I feel different this time because I have been at that mall. When our youngest daughter and her friend lived in Kenya for four months during their gap year, they walked often to the Westgate Mall while staying with friends in Nairobi. James Verini of the New Yorker described that area this way: “Westgate is a large building in Westlands, Nairobi’s upscale commercial district and its expatriate social hub. On Saturdays the mall is full of families from around the world. It’s a symbol of Kenya’s status as the wealthiest and most cosmopolitan country in East Africa.”
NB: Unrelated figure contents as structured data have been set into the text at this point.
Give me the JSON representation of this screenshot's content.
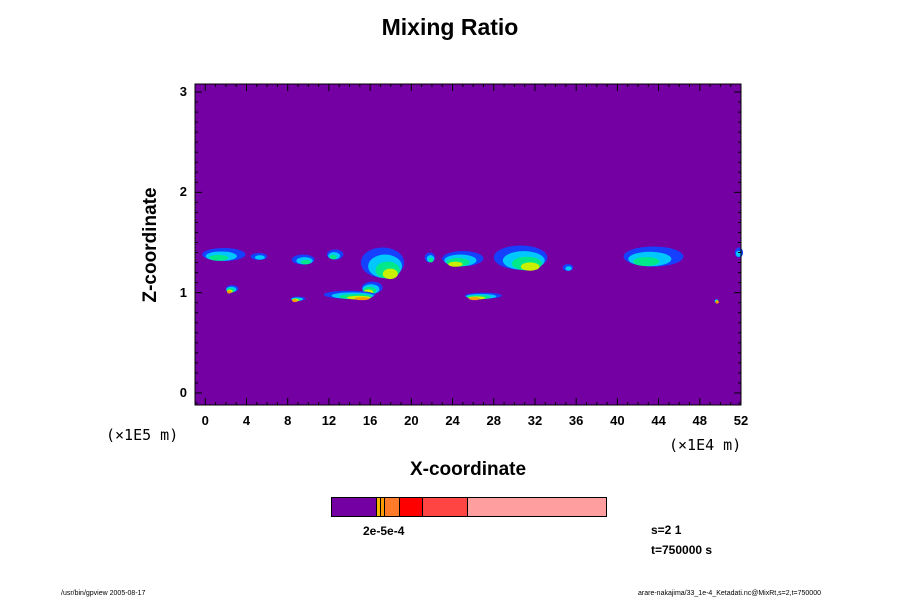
{
  "chart_data": {
    "type": "heatmap",
    "title": "Mixing Ratio",
    "xlabel": "X-coordinate",
    "ylabel": "Z-coordinate",
    "x_unit": "(×1E4 m)",
    "z_unit": "(×1E5 m)",
    "xlim": [
      -1,
      52
    ],
    "zlim": [
      -0.12,
      3.08
    ],
    "x_ticks": [
      0,
      4,
      8,
      12,
      16,
      20,
      24,
      28,
      32,
      36,
      40,
      44,
      48,
      52
    ],
    "z_ticks": [
      0,
      1,
      2,
      3
    ],
    "background_color": "#7400a4",
    "colorbar": {
      "label": "2e-5e-4",
      "segments": [
        {
          "color": "#7400a4",
          "weight": 16
        },
        {
          "color": "#f7b600",
          "weight": 1
        },
        {
          "color": "#ff9a00",
          "weight": 1
        },
        {
          "color": "#ff7b2a",
          "weight": 5
        },
        {
          "color": "#ff0000",
          "weight": 8
        },
        {
          "color": "#ff4444",
          "weight": 16
        },
        {
          "color": "#ff9e9e",
          "weight": 50
        }
      ]
    },
    "features": [
      {
        "x": 1.8,
        "z": 1.38,
        "w": 4.2,
        "h": 0.13,
        "level": 3
      },
      {
        "x": 5.2,
        "z": 1.36,
        "w": 1.6,
        "h": 0.07,
        "level": 2
      },
      {
        "x": 2.6,
        "z": 1.04,
        "w": 1.2,
        "h": 0.07,
        "level": 5
      },
      {
        "x": 9.5,
        "z": 1.33,
        "w": 2.2,
        "h": 0.1,
        "level": 3
      },
      {
        "x": 12.6,
        "z": 1.38,
        "w": 1.6,
        "h": 0.1,
        "level": 3
      },
      {
        "x": 17.2,
        "z": 1.3,
        "w": 4.2,
        "h": 0.3,
        "level": 4
      },
      {
        "x": 16.2,
        "z": 1.05,
        "w": 2.0,
        "h": 0.12,
        "level": 5
      },
      {
        "x": 14.0,
        "z": 0.98,
        "w": 5.0,
        "h": 0.08,
        "level": 5
      },
      {
        "x": 9.0,
        "z": 0.94,
        "w": 1.4,
        "h": 0.04,
        "level": 5
      },
      {
        "x": 21.8,
        "z": 1.35,
        "w": 1.0,
        "h": 0.1,
        "level": 3
      },
      {
        "x": 25.0,
        "z": 1.34,
        "w": 4.0,
        "h": 0.15,
        "level": 4
      },
      {
        "x": 30.6,
        "z": 1.35,
        "w": 5.2,
        "h": 0.24,
        "level": 4
      },
      {
        "x": 27.0,
        "z": 0.97,
        "w": 3.6,
        "h": 0.06,
        "level": 5
      },
      {
        "x": 35.2,
        "z": 1.25,
        "w": 1.0,
        "h": 0.07,
        "level": 2
      },
      {
        "x": 43.5,
        "z": 1.36,
        "w": 5.8,
        "h": 0.2,
        "level": 3
      },
      {
        "x": 49.6,
        "z": 0.92,
        "w": 0.4,
        "h": 0.03,
        "level": 5
      },
      {
        "x": 51.8,
        "z": 1.4,
        "w": 0.8,
        "h": 0.1,
        "level": 2
      }
    ]
  },
  "info": {
    "step": "s=2 1",
    "time": "t=750000 s"
  },
  "footer": {
    "left": "/usr/bin/gpview 2005-08-17",
    "right": "arare-nakajima/33_1e-4_Ketadati.nc@MixRt,s=2,t=750000"
  }
}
Mark and I went to visit the girls over Thanksgiving break that year, 2011. I teased Abby that she didn’t really miss us; we were just Thanksgiving food couriers; that’s why they invited us there in the first place! We were asked to bring stuffing and the makings for pumpkin pie, comfort foods from home, from thousands of miles away, that they hadn’t tasted in months and couldn’t fathom being without for the holiday.
We visited the Westgate Mall a couple of times during the short time we were in Kenya. There were armed security guards – armed with machine guns – and metal detectors at all of the entrances. We needed to put our bags on the table in front of us for them to look through and wand, and then a male security guard patted down and wanded Mark while a female security guard patted down and wanded the girls and me. Living in America, I had never seen anything quite like this. We tend to take our ability to go everywhere – freely – for granted. Not so in Kenya. And it was at this time that I really saw the kind of living conditions Abby and her friend had been living in while there.
The security aside, it felt very much like a western mall, which was in stark contrast to the other parts of Kenya we visited. In Westgate, there was an open courtyard with a tall Christmas tree, a coffee shop with seating nearby, and escalators, very similar to an American mall. I was struck by how many people from all over the world were in that one place. There were only a few places in Kenya that felt familiar to me while I was there. The Westgate Mall was one of them.
My heart goes out to everyone affected by this tragedy. And I’m thankful that our friends, who so lovingly took in our girls, are safe.
(This photo is in the parking lot of the Westgate Mall. A couple of days a week they have a market outside. You can see the mall in the background.)